11 And now, when Moroni saw that the city of Nephihah was lost he was exceedingly sorrowful, and began to doubt, because of the wickedness of the people, whether they should not fall into the hands of their brethren.
12 Now this was the case with all his chief captains. They doubted and marveled also because of the wickedness of the people, and this because of the success of the Lamanites over them.
After retaking the cities of Mulek and Gid, taking a large number of Lamanite prisoners, and freeing the Nephite prisoners without a battle, Moroni received a letter from Helaman recounting his success on the other front of the war. Moroni was encouraged and inspired by Helaman’s success. He wrote to the chief judge and then began planning to retake the remaining Nephite cities.

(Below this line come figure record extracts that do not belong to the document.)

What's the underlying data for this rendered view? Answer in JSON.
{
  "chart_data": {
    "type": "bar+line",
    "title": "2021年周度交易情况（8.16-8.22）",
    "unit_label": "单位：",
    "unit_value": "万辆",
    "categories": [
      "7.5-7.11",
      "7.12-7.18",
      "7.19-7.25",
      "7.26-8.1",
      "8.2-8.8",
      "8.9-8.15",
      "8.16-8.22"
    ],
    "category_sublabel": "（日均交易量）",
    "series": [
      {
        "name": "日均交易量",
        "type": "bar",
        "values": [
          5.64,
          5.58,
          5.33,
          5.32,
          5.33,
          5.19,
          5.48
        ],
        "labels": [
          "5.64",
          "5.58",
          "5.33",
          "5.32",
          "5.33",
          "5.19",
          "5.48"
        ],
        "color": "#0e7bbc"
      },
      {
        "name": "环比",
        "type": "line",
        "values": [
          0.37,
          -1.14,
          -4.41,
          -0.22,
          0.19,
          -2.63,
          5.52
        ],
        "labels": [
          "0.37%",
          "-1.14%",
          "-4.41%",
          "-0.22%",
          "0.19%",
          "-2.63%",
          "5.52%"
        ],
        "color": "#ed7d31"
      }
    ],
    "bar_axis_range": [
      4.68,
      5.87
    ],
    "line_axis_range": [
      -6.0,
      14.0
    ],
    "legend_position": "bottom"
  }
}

But in the midst of this planning, he encountered a serious setback. The city of Nephihah, which had remained under the control of the Nephites, had been lost. A confluence of factors had led to this defeat. Lamanites fleeing from Helaman’s army had joined forces with the Lamanite army near Nephihah. Also, the reinforcements which Moroni had expected to be sent from the capital city of Zarahemla had not arrived. Many Nephites died in the battle, and the remainder fled and joined Moroni.
As Mormon tells us in the passage above, Moroni was terribly discouraged after this setback, as were all of his chief captains. Just when the Nephites seemed to be gaining the upper hand, they lost another city. The momentum seemed to be turning against them.
But in reality, the momentum was not turning. They were in fact very close to victory. There was a reason the troops hadn’t been sent from Zarahemla: the chief judge was dealing with an insurrection there. Once Moroni learned about this and was able to restore order there, he returned to the battle front and quickly retook the remaining Nephite cities with the assistance of Lehi and Teancum.
In reality, the war was nearly over. But Moroni didn’t know that, and the loss of Nephihah caused him to doubt, temporarily, that the Nephites would be successful. Fortunately, Moroni didn’t give up. He kept fighting. He figured out what was holding them back and addressed it. He kept moving forward until he was successful.
In our most recent general conference, Elder Lynn G. Robbins reminded us that “success isn’t the absence of failure, but going from failure to failure without any loss of enthusiasm” (“Until Seventy Times Seven,” General Conference, April 2018).
Today, I will follow the example of Captain Moroni and keep trying, even when I encounter discouraging failures, and even when I can’t tell how close I am to victory. I will keep trying, in spite of my doubts and fears, until I achieve success.